A maioria de nós, fãs, que acompanhamos as produções dos estúdios Disney, possuí um artista favorito. Talvez você goste de animadores clássicos como Ub Iwerks. Ou quem sabe prefira aquele que deu vida a tantas princesas, Mark Henn. Há ainda quem goste de vilões e aprecie o trabalho de Andreas Deja. Já falamos sobre vários nomes importantes mas não é sempre que podemos falar da artista favorita de ninguém mais, ninguém menos, que Walt Disney.

Isso mesmo, uma mulher. Ela foi uma das primeiras artistas contratadas pela empresa, em um época na qual os estúdios Disney eram verdadeiros “clubes do Bolinha”, e encantou Walt com sua arte e personalidade forte. Hoje, falaremos sobre a ilustradora e artista de arte conceitual, Mary Blair.

Mary Browne Robinson nasceu no dia 21 de Outubro de 1911, em uma pequena cidade no interior do estado de Oklahoma, Estados Unidos. E ela não estava sozinha, já que com ela também nasceu sua irmã gêmea, Augusta.

A família de Blair passou por dois grandes problemas: possuíam uma renda baixa, que piorou ainda mais com os efeitos econômicos da Grande Depressão; e o fato de seu pai sofrer de alcoolismo. Os Robinsons se mudaram algumas vezes após o nascimento de Mary. Primeiramente, para o Texas e, em 1918, para Morgan Hill, na Califórnia, onde se fixou.

Entretanto, esse cenário desfavorável não impediu Mary de seguir seu sonho. Desde criança, ela já sabia que queria ser uma artista, tinha paixão por estudar arte e sabia que apenas como ilustradora seria feliz.

Mary cursou o ensino médio no colégio Live Oak Union High School, onde se formou em 1929. Posteriormente, ela iniciou o curso de Belas Artes na San Jose State College. Porém, seu caminho como artista começou a verdadeiramente ser trilhado quando recebeu uma bolsa de estudos da Chouinard School of Art. Lá, ela teve professores como os artistas Pruett Carter, Morgan Russell e Lawrence Murphy.

Enquanto estudava, Blair conheceu o também estudante de artes, Lee Everett Blair, com quem se casou um ano após de formar, no dia 03 de Março de 1934. Desse modo, deixou o sobrenome Robinson para trás e aderiu Blair, pelo qual seria conhecida no meio artístico durante sua carreira.

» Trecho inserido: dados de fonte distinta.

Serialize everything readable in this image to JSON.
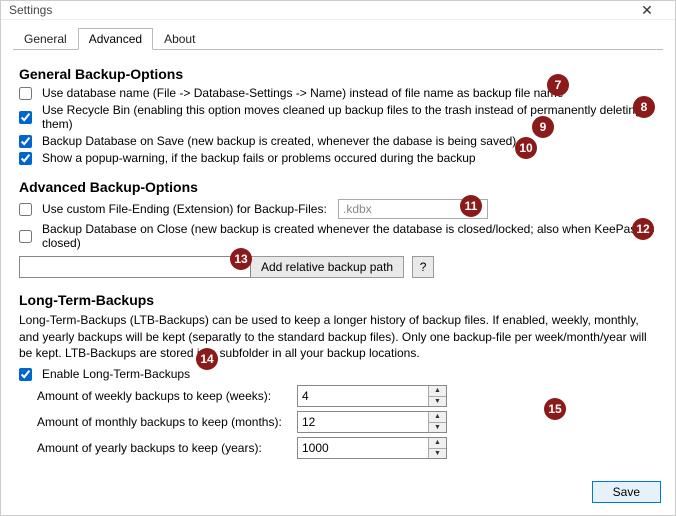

O período após seu casamento não foi nada fácil. Tanto Lee, quanto Mary, estavam engatinhando como artistas. Apesar de ter seus trabalhos expostos em grandes e importantes galerias, o casal não ganhava dinheiro suficiente para se manter. Os dois, então, começaram a buscar emprego no novo mercado que surgia em Hollywood, os estúdios de animação.

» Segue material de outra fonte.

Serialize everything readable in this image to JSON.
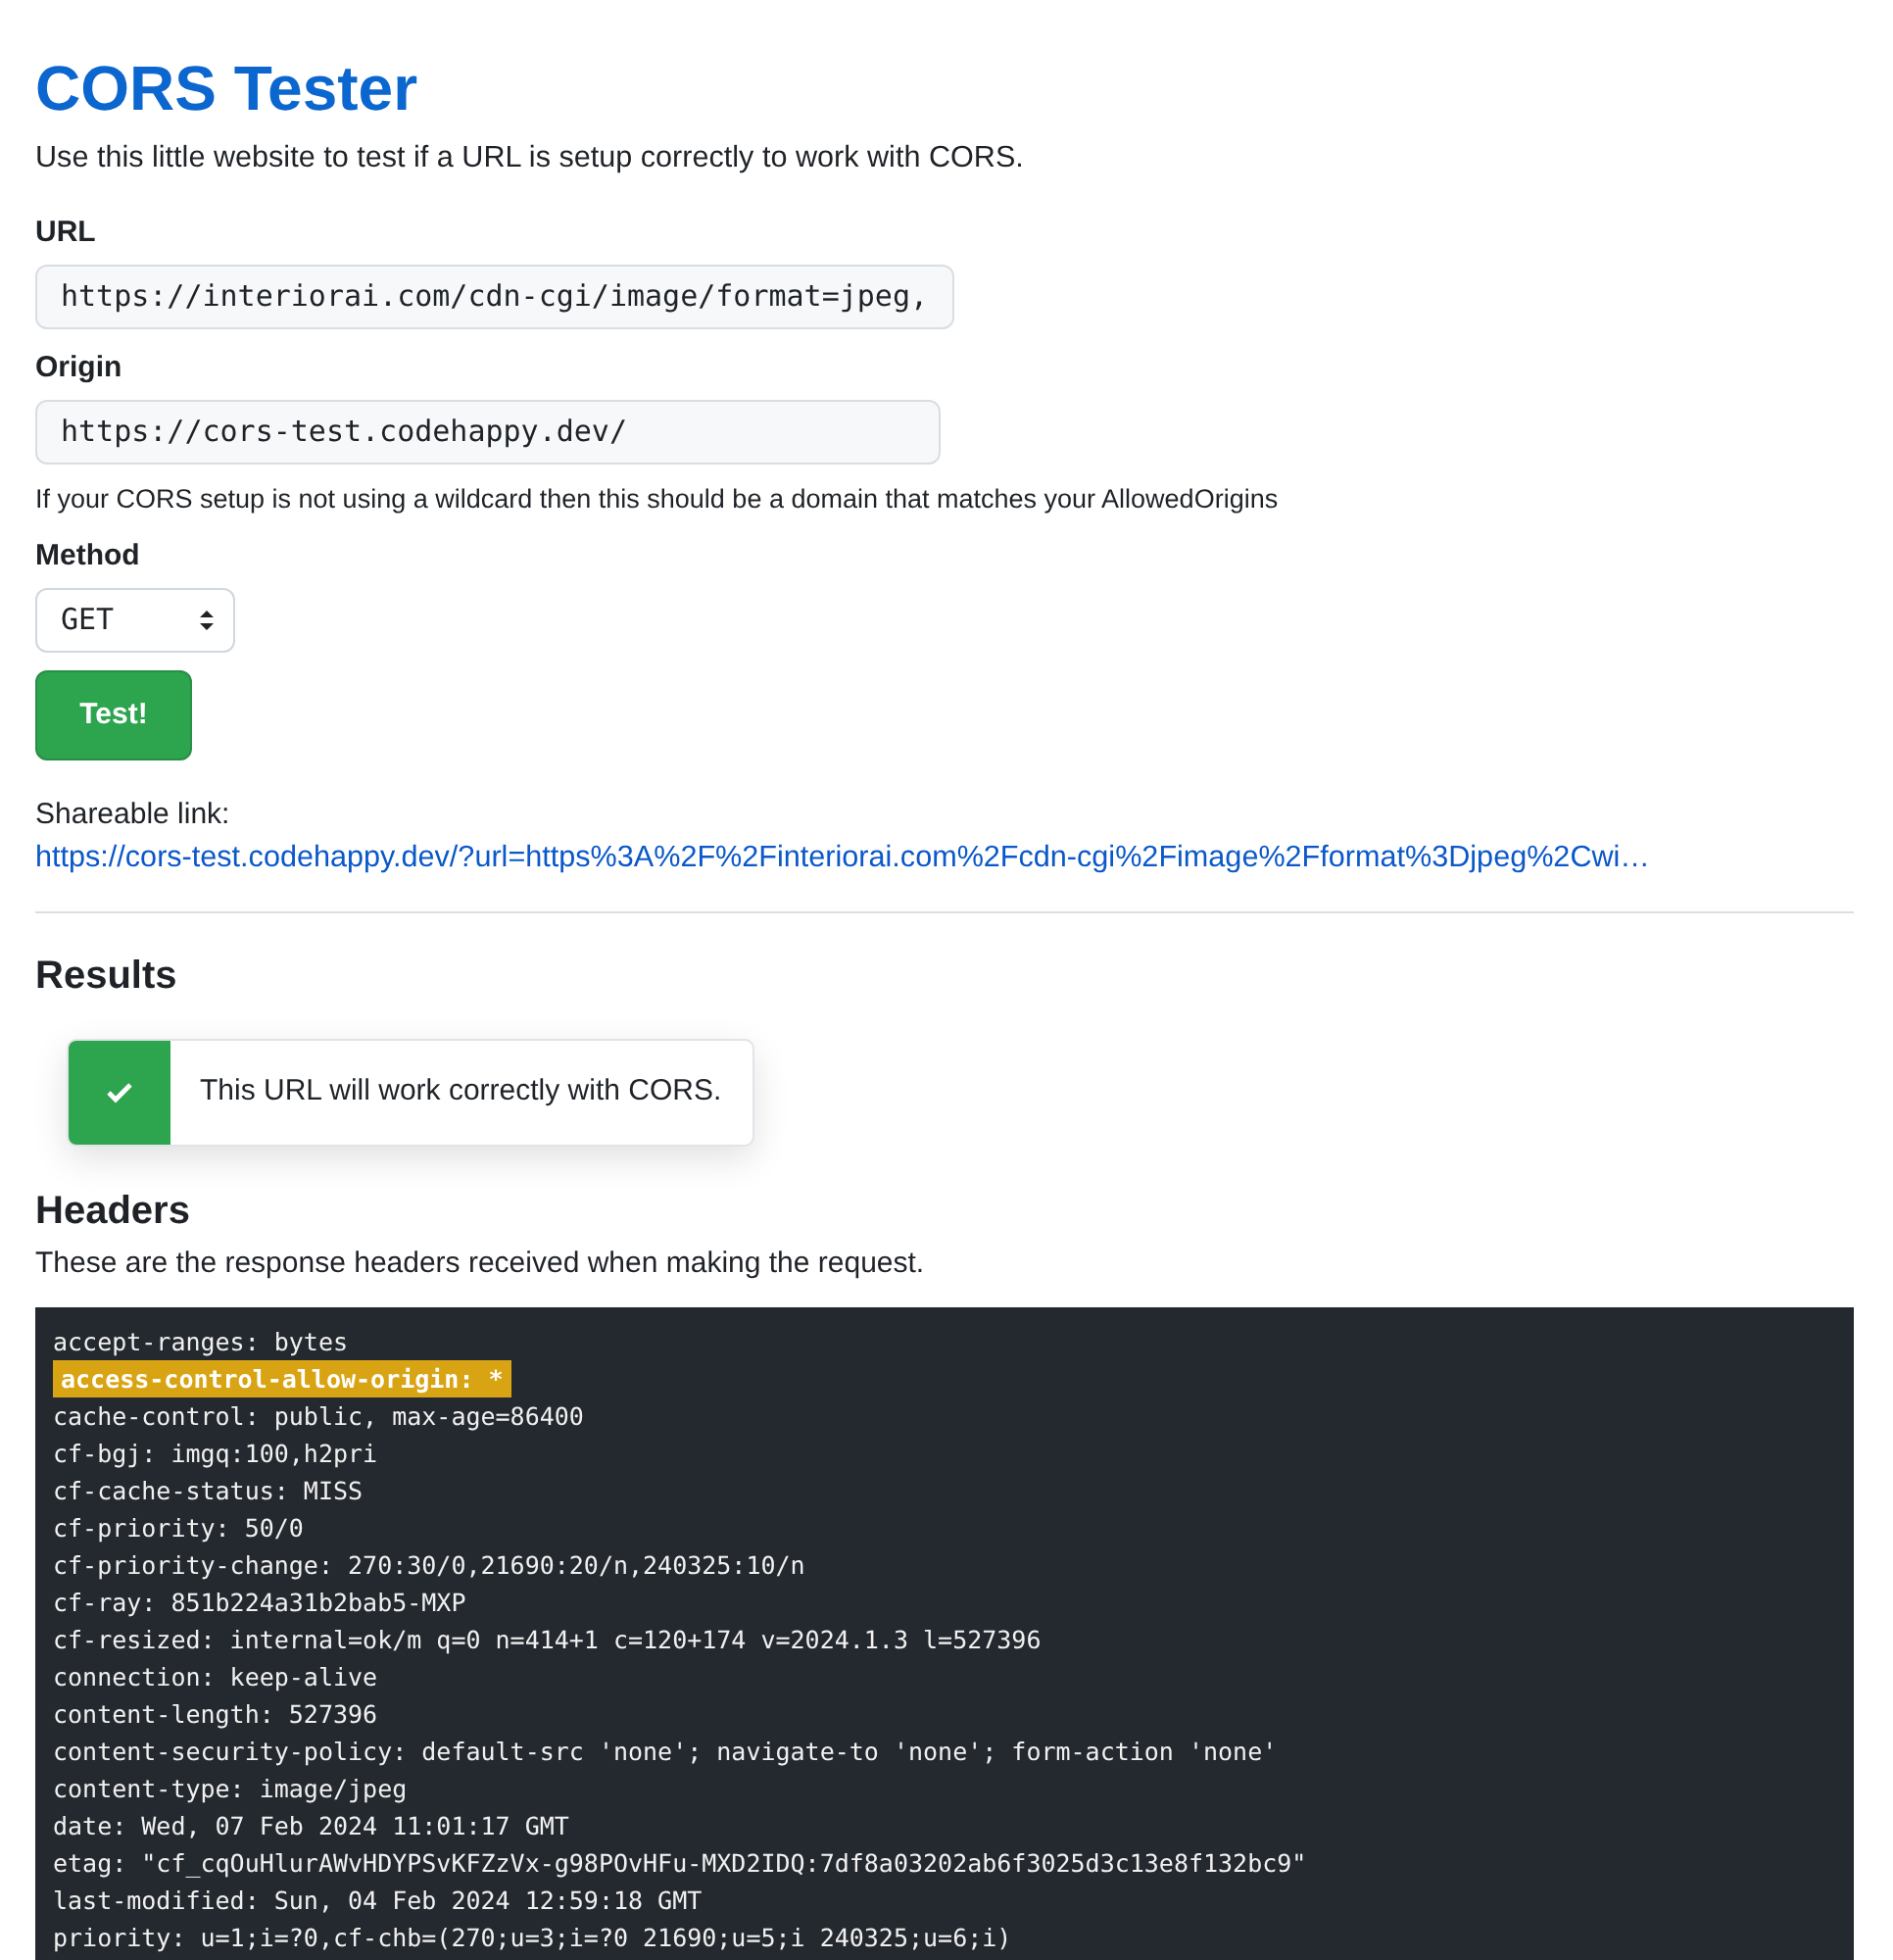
{
  "page": {
    "title": "CORS Tester",
    "description": "Use this little website to test if a URL is setup correctly to work with CORS."
  },
  "form": {
    "fields": [
      {
        "kind": "text",
        "label": "URL",
        "value": "https://interiorai.com/cdn-cgi/image/format=jpeg,"
      },
      {
        "kind": "text",
        "label": "Origin",
        "value": "https://cors-test.codehappy.dev/",
        "hint": "If your CORS setup is not using a wildcard then this should be a domain that matches your AllowedOrigins"
      },
      {
        "kind": "select",
        "label": "Method",
        "value": "GET"
      }
    ],
    "submit_button": "Test!"
  },
  "share": {
    "label": "Shareable link:",
    "link": "https://cors-test.codehappy.dev/?url=https%3A%2F%2Finteriorai.com%2Fcdn-cgi%2Fimage%2Fformat%3Djpeg%2Cwi…"
  },
  "results": {
    "heading": "Results",
    "alert": {
      "passed": true,
      "message": "This URL will work correctly with CORS."
    }
  },
  "headers": {
    "heading": "Headers",
    "description": "These are the response headers received when making the request.",
    "lines": [
      {
        "text": "accept-ranges: bytes",
        "highlighted": false
      },
      {
        "text": "access-control-allow-origin: *",
        "highlighted": true
      },
      {
        "text": "cache-control: public, max-age=86400",
        "highlighted": false
      },
      {
        "text": "cf-bgj: imgq:100,h2pri",
        "highlighted": false
      },
      {
        "text": "cf-cache-status: MISS",
        "highlighted": false
      },
      {
        "text": "cf-priority: 50/0",
        "highlighted": false
      },
      {
        "text": "cf-priority-change: 270:30/0,21690:20/n,240325:10/n",
        "highlighted": false
      },
      {
        "text": "cf-ray: 851b224a31b2bab5-MXP",
        "highlighted": false
      },
      {
        "text": "cf-resized: internal=ok/m q=0 n=414+1 c=120+174 v=2024.1.3 l=527396",
        "highlighted": false
      },
      {
        "text": "connection: keep-alive",
        "highlighted": false
      },
      {
        "text": "content-length: 527396",
        "highlighted": false
      },
      {
        "text": "content-security-policy: default-src 'none'; navigate-to 'none'; form-action 'none'",
        "highlighted": false
      },
      {
        "text": "content-type: image/jpeg",
        "highlighted": false
      },
      {
        "text": "date: Wed, 07 Feb 2024 11:01:17 GMT",
        "highlighted": false
      },
      {
        "text": "etag: \"cf_cqOuHlurAWvHDYPSvKFZzVx-g98POvHFu-MXD2IDQ:7df8a03202ab6f3025d3c13e8f132bc9\"",
        "highlighted": false
      },
      {
        "text": "last-modified: Sun, 04 Feb 2024 12:59:18 GMT",
        "highlighted": false
      },
      {
        "text": "priority: u=1;i=?0,cf-chb=(270;u=3;i=?0 21690;u=5;i 240325;u=6;i)",
        "highlighted": false
      }
    ]
  }
}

Esse definitivamente não era o cenário ideal na opinião de nenhum dos dois, pois julgavam o trabalho de cartunista como sendo inferior aos que realizavam, como ilustrações em aquarela. Além disso, ambos os traços eram muito diferentes dos produzidos pelos animadores da época.

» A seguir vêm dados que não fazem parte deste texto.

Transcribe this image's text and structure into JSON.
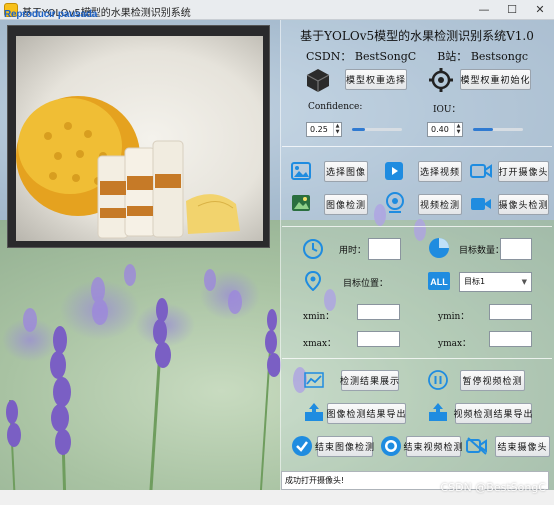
{
  "window": {
    "title": "基于YOLOv5模型的水果检测识别系统",
    "logo_text": "Reproducir pausada"
  },
  "header": {
    "title": "基于YOLOv5模型的水果检测识别系统V1.0",
    "csdn_label": "CSDN：",
    "csdn_value": "BestSongC",
    "bilibili_label": "B站：",
    "bilibili_value": "Bestsongc"
  },
  "model": {
    "select_weights_label": "模型权重选择",
    "init_weights_label": "模型权重初始化"
  },
  "params": {
    "confidence_label": "Confidence:",
    "confidence_value": "0.25",
    "confidence_fraction": 0.25,
    "iou_label": "IOU：",
    "iou_value": "0.40",
    "iou_fraction": 0.4
  },
  "media": {
    "select_image": "选择图像",
    "select_video": "选择视频",
    "open_camera": "打开摄像头",
    "image_detect": "图像检测",
    "video_detect": "视频检测",
    "camera_detect": "摄像头检测"
  },
  "results": {
    "time_label": "用时：",
    "target_count_label": "目标数量：",
    "target_pos_label": "目标位置：",
    "target_select_value": "目标1",
    "xmin_label": "xmin：",
    "ymin_label": "ymin：",
    "xmax_label": "xmax：",
    "ymax_label": "ymax："
  },
  "actions": {
    "show_results": "检测结果展示",
    "pause_video": "暂停视频检测",
    "export_image": "图像检测结果导出",
    "export_video": "视频检测结果导出",
    "end_image": "结束图像检测",
    "end_video": "结束视频检测",
    "end_camera": "结束摄像头"
  },
  "status": {
    "message": "成功打开摄像头!"
  },
  "watermark": "CSDN @BestSongC",
  "icons": {
    "cube": "cube-icon",
    "gear": "gear-icon",
    "image": "image-icon",
    "video": "video-play-icon",
    "camera": "camera-icon",
    "photo": "photo-icon",
    "webcam": "webcam-icon",
    "clock": "clock-icon",
    "pie": "pie-chart-icon",
    "location": "location-pin-icon",
    "all": "all-icon",
    "chart": "line-chart-icon",
    "pause": "pause-icon",
    "upload": "upload-icon",
    "check": "check-circle-icon",
    "stop": "stop-icon",
    "camera_off": "camera-off-icon"
  },
  "colors": {
    "accent": "#2f7ad1",
    "icon_blue": "#1f8ce0"
  }
}
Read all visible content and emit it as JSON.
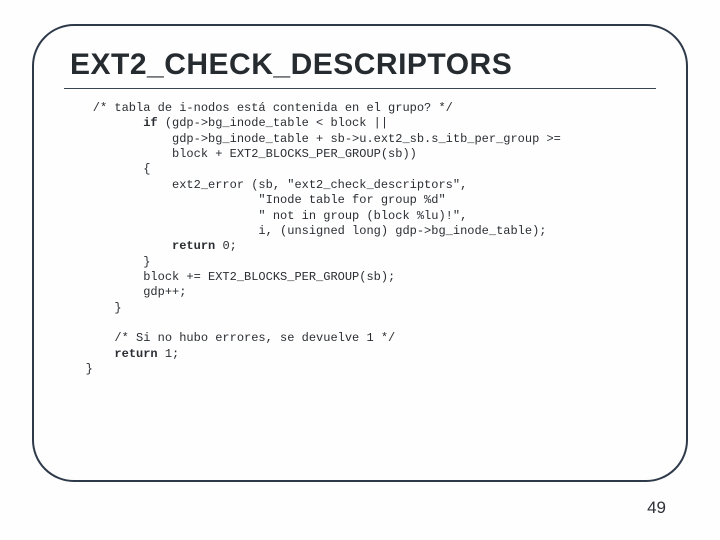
{
  "slide": {
    "title": "EXT2_CHECK_DESCRIPTORS",
    "page_number": "49",
    "code": {
      "l01": "    /* tabla de i-nodos está contenida en el grupo? */",
      "l02_kw": "if",
      "l02_rest": " (gdp->bg_inode_table < block ||",
      "l03": "               gdp->bg_inode_table + sb->u.ext2_sb.s_itb_per_group >=",
      "l04": "               block + EXT2_BLOCKS_PER_GROUP(sb))",
      "l05": "           {",
      "l06": "               ext2_error (sb, \"ext2_check_descriptors\",",
      "l07": "                           \"Inode table for group %d\"",
      "l08": "                           \" not in group (block %lu)!\",",
      "l09": "                           i, (unsigned long) gdp->bg_inode_table);",
      "l10_kw": "return",
      "l10_rest": " 0;",
      "l11": "           }",
      "l12": "           block += EXT2_BLOCKS_PER_GROUP(sb);",
      "l13": "           gdp++;",
      "l14": "       }",
      "l15": "",
      "l16": "       /* Si no hubo errores, se devuelve 1 */",
      "l17_kw": "return",
      "l17_rest": " 1;",
      "l18": "   }"
    }
  }
}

Lee conseguiu seu primeiro emprego na área antes de Mary, e não era um emprego qualquer. Ele foi contratado por Ub Iwerks, o co-criador de Mickey Mouse. E, assim, fez seu caminho até os estúdios Disney. Já Mary continuou praticando aquarela até ser contratada pelos estúdios MGM. Não demorou muito para Mary ser convidada a se unir à equipe Disney, trabalhando inicialmente para Ub. A artista aceitou, relutantemente, e começou nos estúdios em Abril de 1940.

Quando Mary entrou na empresa, mulheres eram contratadas apenas para arte-finalizar os desenhos dos animadores ou colori-los, não tendo a chance de se tornarem animadoras ou ganharem funções de destaque. Se quiserem saber um pouco mais sobre a vidas das primeiras mulheres dos estúdios Disney, leiam a edição dessa coluna na qual falamos sobre as coloristas e artes-finalistas da época de Branca de Neve e os Sete Anões (1937).

Essa limitação, porém, não foi problema para Mary que tinha como foco principal trabalhar com arte conceitual. “O que um artista conceitual faz?”, você deve estar se perguntando. Bem, antes de um filme animado, ou até mesmo um com atores, ser produzido, o diretor precisa se assegurar que todos os elementos estão interagindo da melhor forma para contar a história. Isso inclui elementos como luz, estilo de arte e palheta de cores.

O artista conceitual cria artes, ilustrações e rascunhos, baseadas na história e nas orientações do diretor. Essas artes têm como função guiar todos os outros profissionais envolvidos no projeto. Nelas ficam registradas o tom das cenas, as cores predominantes e até mesmo a personalidade dos personagens.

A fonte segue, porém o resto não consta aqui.